A experiência do controle do tabaco mostra que políticas públicas moldam a percepção de risco. No Brasil, medidas como ambientes livres de fumo, proibição de propaganda, restrição à venda para menores de 18 anos, aumento de impostos e advertências sanitárias nas embalagens ajudaram a reduzir o consumo de cigarro nas últimas décadas. A prevalência de tabagismo caiu de cerca de 35% da população adulta nos anos 1980 para menos de 10% em anos recentes.
 
Agora, os novos produtos desafiam esse conjunto de medidas. “A indústria do tabaco constantemente se contrapõe a essas políticas”, opina a médica Ana Natividade, pesquisadora do Centro de Estudos sobre Tabaco e Saúde da Fundação Oswaldo Cruz (Fiocruz). “Com os novos produtos de nicotina, apesar das evidências científicas apontarem vários riscos para a saúde, a indústria promove a ideia de que são produtos inócuos ou menos prejudiciais.
 
Um dos exemplos mais recentes vem do Reino Unido, onde uma lei aprovada em abril proibiu a venda de produtos de tabaco para pessoas nascidas a partir de 1º de janeiro de 2009 e ampliou os poderes do governo para regular vapes e outros produtos com nicotina, incluindo regras sobre publicidade, embalagens, sabores e características dos dispositivos.
 
No Brasil, a comercialização, importação e propaganda de dispositivos eletrônicos para fumar são proibidas pela RDC nº 855/2024 da Agência Nacional de Vigilância Sanitária (Anvisa).
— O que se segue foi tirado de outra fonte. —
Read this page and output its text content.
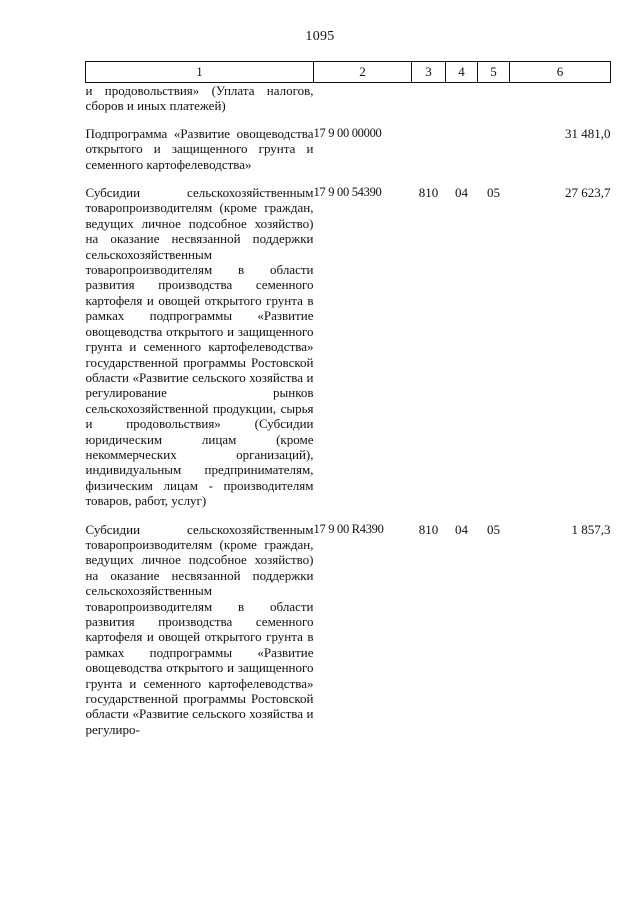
1095
1	2	3	4	5	6
и продовольствия» (Уплата налогов, сборов и иных платежей)					
Подпрограмма «Развитие овощеводства открытого и защищенного грунта и семенного картофелеводства»	17 9 00 00000				31 481,0
Субсидии сельскохозяйственным товаропроизводителям (кроме граждан, ведущих личное подсобное хозяйство) на оказание несвязанной поддержки сельскохозяйственным товаропроизводителям в области развития производства семенного картофеля и овощей открытого грунта в рамках подпрограммы «Развитие овощеводства открытого и защищенного грунта и семенного картофелеводства» государственной программы Ростовской области «Развитие сельского хозяйства и регулирование рынков сельскохозяйственной продукции, сырья и продовольствия» (Субсидии юридическим лицам (кроме некоммерческих организаций), индивидуальным предпринимателям, физическим лицам - производителям товаров, работ, услуг)	17 9 00 54390	810	04	05	27 623,7
Субсидии сельскохозяйственным товаропроизводителям (кроме граждан, ведущих личное подсобное хозяйство) на оказание несвязанной поддержки сельскохозяйственным товаропроизводителям в области развития производства семенного картофеля и овощей открытого грунта в рамках подпрограммы «Развитие овощеводства открытого и защищенного грунта и семенного картофелеводства» государственной программы Ростовской области «Развитие сельского хозяйства и регулиро-	17 9 00 R4390	810	04	05	1 857,3
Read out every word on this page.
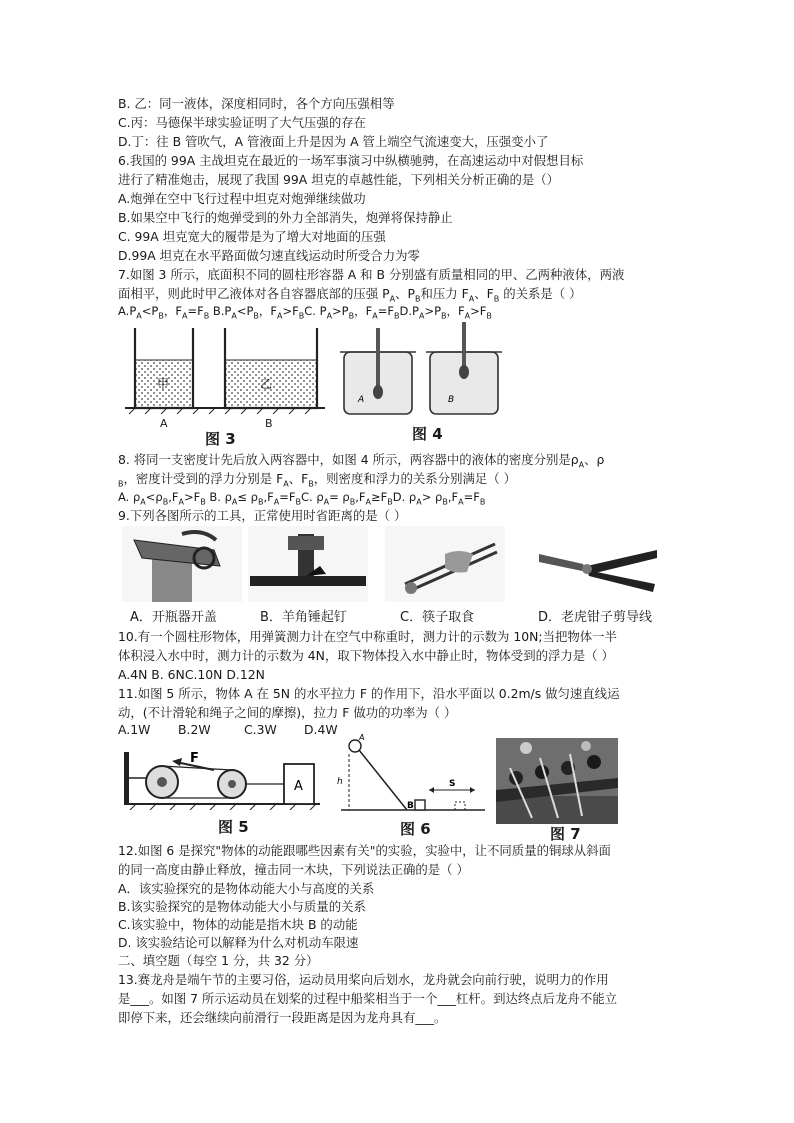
B. 乙：同一液体，深度相同时，各个方向压强相等
C.丙：马德保半球实验证明了大气压强的存在
D.丁：往 B 管吹气，A 管液面上升是因为 A 管上端空气流速变大，压强变小了
6.我国的 99A 主战坦克在最近的一场军事演习中纵横驰骋，在高速运动中对假想目标
进行了精准炮击，展现了我国 99A 坦克的卓越性能，下列相关分析正确的是（）
A.炮弹在空中飞行过程中坦克对炮弹继续做功
B.如果空中飞行的炮弹受到的外力全部消失，炮弹将保持静止
C. 99A 坦克宽大的履带是为了增大对地面的压强
D.99A 坦克在水平路面做匀速直线运动时所受合力为零
7.如图 3 所示，底面积不同的圆柱形容器 A 和 B 分别盛有质量相同的甲、乙两种液体，两液
面相平，则此时甲乙液体对各自容器底部的压强 $P_A$、$P_B$和压力 $F_A$、$F_B$ 的关系是（ ）
$A.P_A<P_B$，$F_A=F_B$ $B.P_A<P_B$，$F_A>F_BC$. $P_A>P_B$，$F_A=F_BD.P_A>P_B$，$F_A>F_B$
甲	乙
A	B
图 3
A	B
图 4
8. 将同一支密度计先后放入两容器中，如图 4 所示，两容器中的液体的密度分别是$\rho_A$、ρ
$_B$，密度计受到的浮力分别是 $F_A$、$F_B$，则密度和浮力的关系分别满足（ ）
A. $\rho_A<\rho_B,F_A>F_B$ B. $\rho_A\le \rho_B,F_A=F_BC$. $\rho_A= \rho_B,F_A\ge F_BD$. $\rho_A> \rho_B,F_A=F_B$
9.下列各图所示的工具，正常使用时省距离的是（ ）
A．开瓶器开盖	B．羊角锤起钉	C．筷子取食	D．老虎钳子剪导线
10.有一个圆柱形物体，用弹簧测力计在空气中称重时，测力计的示数为 10N;当把物体一半
体积浸入水中时，测力计的示数为 4N，取下物体投入水中静止时，物体受到的浮力是（ ）
A.4N B. 6NC.10N D.12N
11.如图 5 所示，物体 A 在 5N 的水平拉力 F 的作用下，沿水平面以 0.2m/s 做匀速直线运
动，(不计滑轮和绳子之间的摩擦)，拉力 F 做功的功率为（ ）
A.1W B.2W	C.3W D.4W
F
A
图 5
A
h
B
S
图 6	图 7
12.如图 6 是探究"物体的动能跟哪些因素有关"的实验，实验中，让不同质量的铜球从斜面
的同一高度由静止释放，撞击同一木块，下列说法正确的是（ ）
A．该实验探究的是物体动能大小与高度的关系
B.该实验探究的是物体动能大小与质量的关系
C.该实验中，物体的动能是指木块 B 的动能
D. 该实验结论可以解释为什么对机动车限速
二、填空题（每空 1 分，共 32 分）
13.赛龙舟是端午节的主要习俗，运动员用桨向后划水，龙舟就会向前行驶，说明力的作用
是___。如图 7 所示运动员在划桨的过程中船桨相当于一个___杠杆。到达终点后龙舟不能立
即停下来，还会继续向前滑行一段距离是因为龙舟具有___。
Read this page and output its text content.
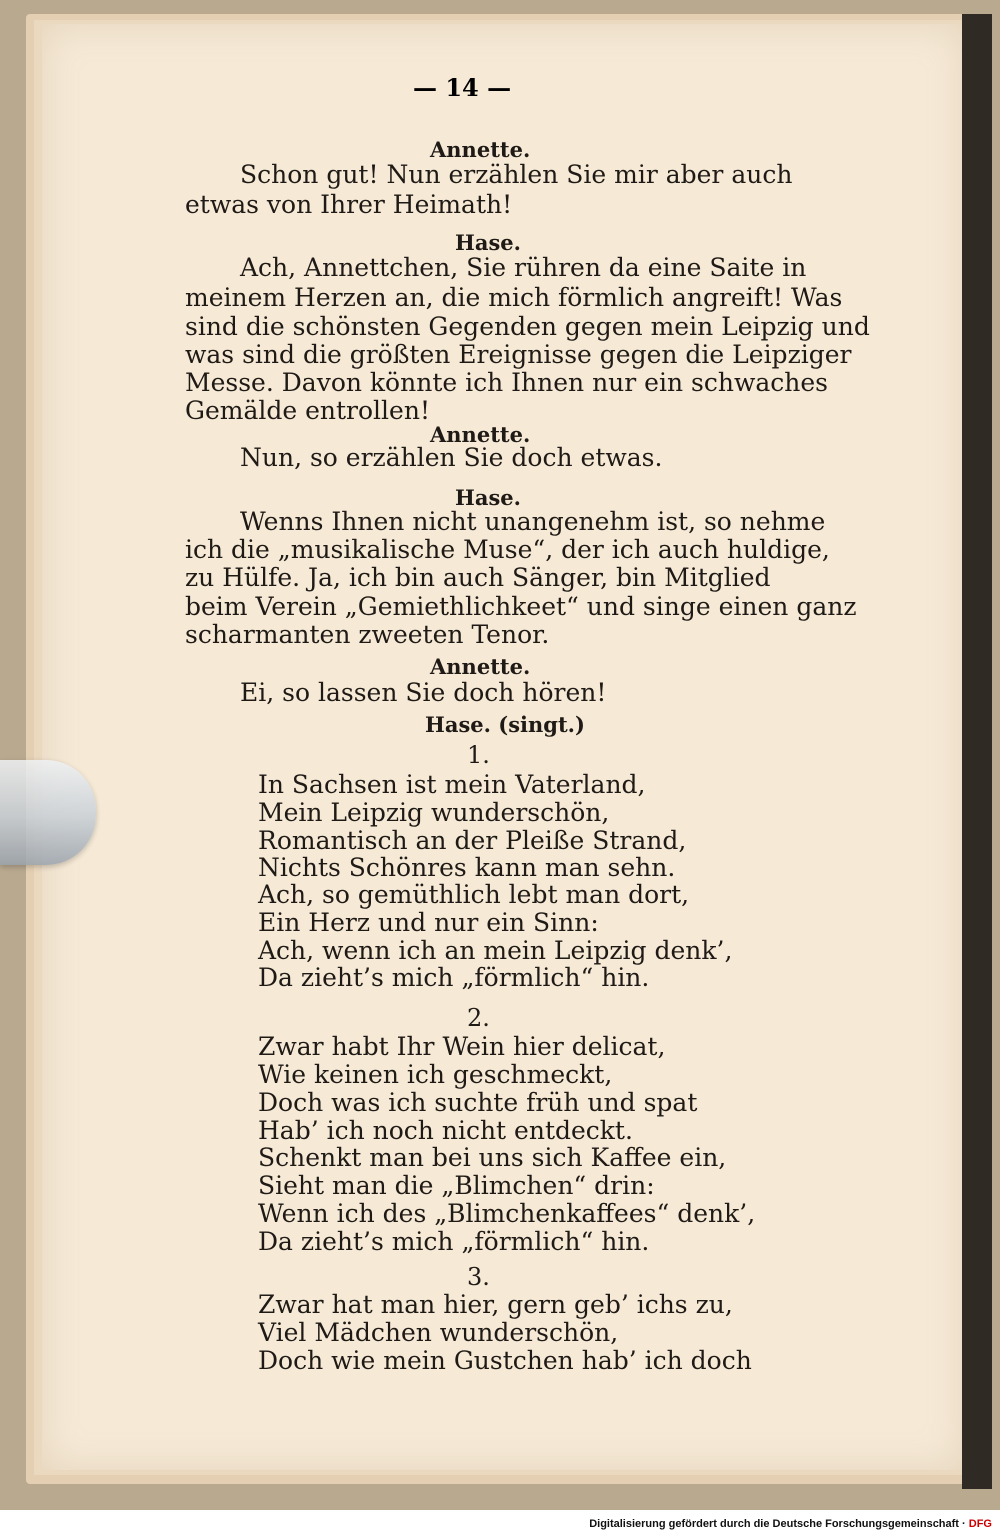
— 14 —
Annette.
Schon gut! Nun erzählen Sie mir aber auch
etwas von Ihrer Heimath!
Hase.
Ach, Annettchen, Sie rühren da eine Saite in
meinem Herzen an, die mich förmlich angreift! Was
sind die schönsten Gegenden gegen mein Leipzig und
was sind die größten Ereignisse gegen die Leipziger
Messe. Davon könnte ich Ihnen nur ein schwaches
Gemälde entrollen!
Annette.
Nun, so erzählen Sie doch etwas.
Hase.
Wenns Ihnen nicht unangenehm ist, so nehme
ich die „musikalische Muse“, der ich auch huldige,
zu Hülfe. Ja, ich bin auch Sänger, bin Mitglied
beim Verein „Gemiethlichkeet“ und singe einen ganz
scharmanten zweeten Tenor.
Annette.
Ei, so lassen Sie doch hören!
Hase. (singt.)
1.
In Sachsen ist mein Vaterland,
Mein Leipzig wunderschön,
Romantisch an der Pleiße Strand,
Nichts Schönres kann man sehn.
Ach, so gemüthlich lebt man dort,
Ein Herz und nur ein Sinn:
Ach, wenn ich an mein Leipzig denk’,
Da zieht’s mich „förmlich“ hin.
2.
Zwar habt Ihr Wein hier delicat,
Wie keinen ich geschmeckt,
Doch was ich suchte früh und spat
Hab’ ich noch nicht entdeckt.
Schenkt man bei uns sich Kaffee ein,
Sieht man die „Blimchen“ drin:
Wenn ich des „Blimchenkaffees“ denk’,
Da zieht’s mich „förmlich“ hin.
3.
Zwar hat man hier, gern geb’ ichs zu,
Viel Mädchen wunderschön,
Doch wie mein Gustchen hab’ ich doch
Digitalisierung gefördert durch die Deutsche Forschungsgemeinschaft · DFG
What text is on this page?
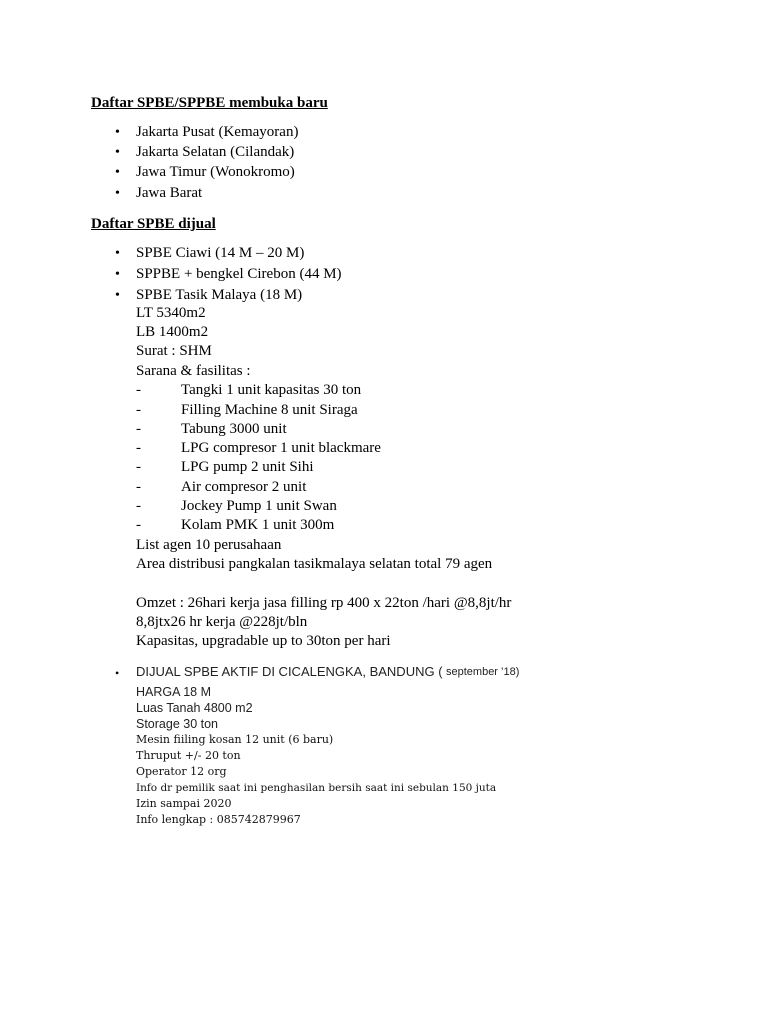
Daftar SPBE/SPPBE membuka baru
• Jakarta Pusat (Kemayoran)
• Jakarta Selatan (Cilandak)
• Jawa Timur (Wonokromo)
• Jawa Barat
Daftar SPBE dijual
• SPBE Ciawi (14 M – 20 M)
• SPPBE + bengkel Cirebon (44 M)
• SPBE Tasik Malaya (18 M)
LT 5340m2
LB 1400m2
Surat : SHM
Sarana & fasilitas :
-	Tangki 1 unit kapasitas 30 ton
-	Filling Machine 8 unit Siraga
-	Tabung 3000 unit
-	LPG compresor 1 unit blackmare
-	LPG pump 2 unit Sihi
-	Air compresor 2 unit
-	Jockey Pump 1 unit Swan
-	Kolam PMK 1 unit 300m
List agen 10 perusahaan
Area distribusi pangkalan tasikmalaya selatan total 79 agen
Omzet : 26hari kerja jasa filling rp 400 x 22ton /hari @8,8jt/hr
8,8jtx26 hr kerja @228jt/bln
Kapasitas, upgradable up to 30ton per hari
• DIJUAL SPBE AKTIF DI CICALENGKA, BANDUNG ( september ’18)
HARGA 18 M
Luas Tanah 4800 m2
Storage 30 ton
Mesin fiiling kosan 12 unit (6 baru)
Thruput +/- 20 ton
Operator 12 org
Info dr pemilik saat ini penghasilan bersih saat ini sebulan 150 juta
Izin sampai 2020
Info lengkap : 085742879967
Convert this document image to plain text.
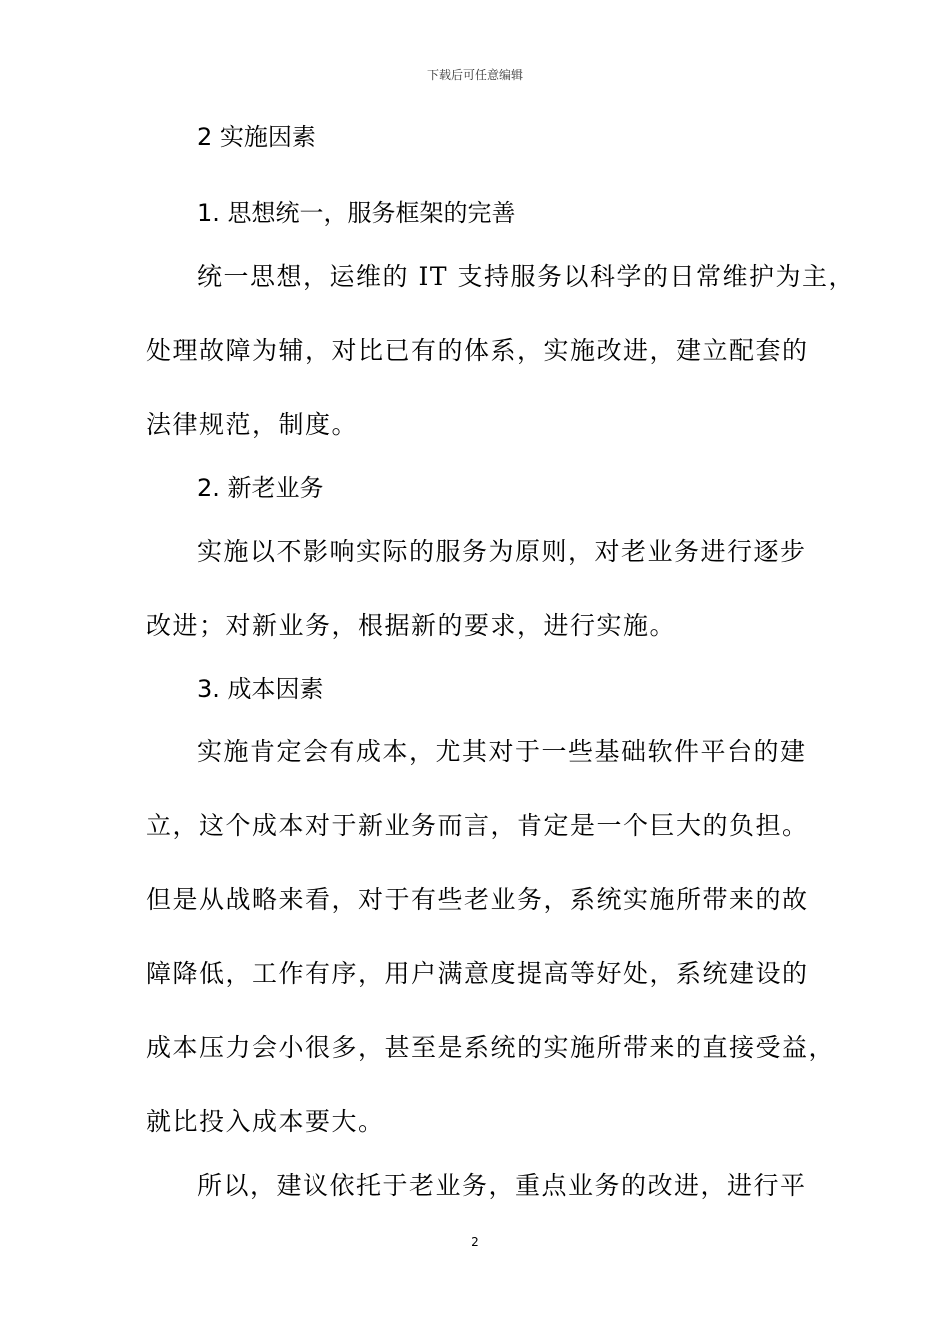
下载后可任意编辑
2 实施因素
1. 思想统一，服务框架的完善
统一思想，运维的 IT 支持服务以科学的日常维护为主，
处理故障为辅，对比已有的体系，实施改进，建立配套的
法律规范，制度。
2. 新老业务
实施以不影响实际的服务为原则，对老业务进行逐步
改进；对新业务，根据新的要求，进行实施。
3. 成本因素
实施肯定会有成本，尤其对于一些基础软件平台的建
立，这个成本对于新业务而言，肯定是一个巨大的负担。
但是从战略来看，对于有些老业务，系统实施所带来的故
障降低，工作有序，用户满意度提高等好处，系统建设的
成本压力会小很多，甚至是系统的实施所带来的直接受益，
就比投入成本要大。
所以，建议依托于老业务，重点业务的改进，进行平
2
A norma manteve a vedação a produtos como cigarros eletrônicos e dispositivos de tabaco aquecido e também prevê ações de fiscalização e educação. “Dados de pesquisas populacionais, como o Vigitel, indicam que essa proibição ajudou a conter a disseminação do uso desses produtos no país, mantendo a prevalência inferior à observada em países onde a comercialização é permitida”, observa Natividade.
 
O desafio é que as regras existentes não encerram a disputa em torno da nicotina, que de tempos em tempos é apresentada em novos formatos, como os sachês. “A indústria se reinventa trazendo uma repaginação de produtos que não estão regulamentados nem contemplados pelas políticas públicas que a gente desenvolveu”, analisa a psiquiatra do IPq.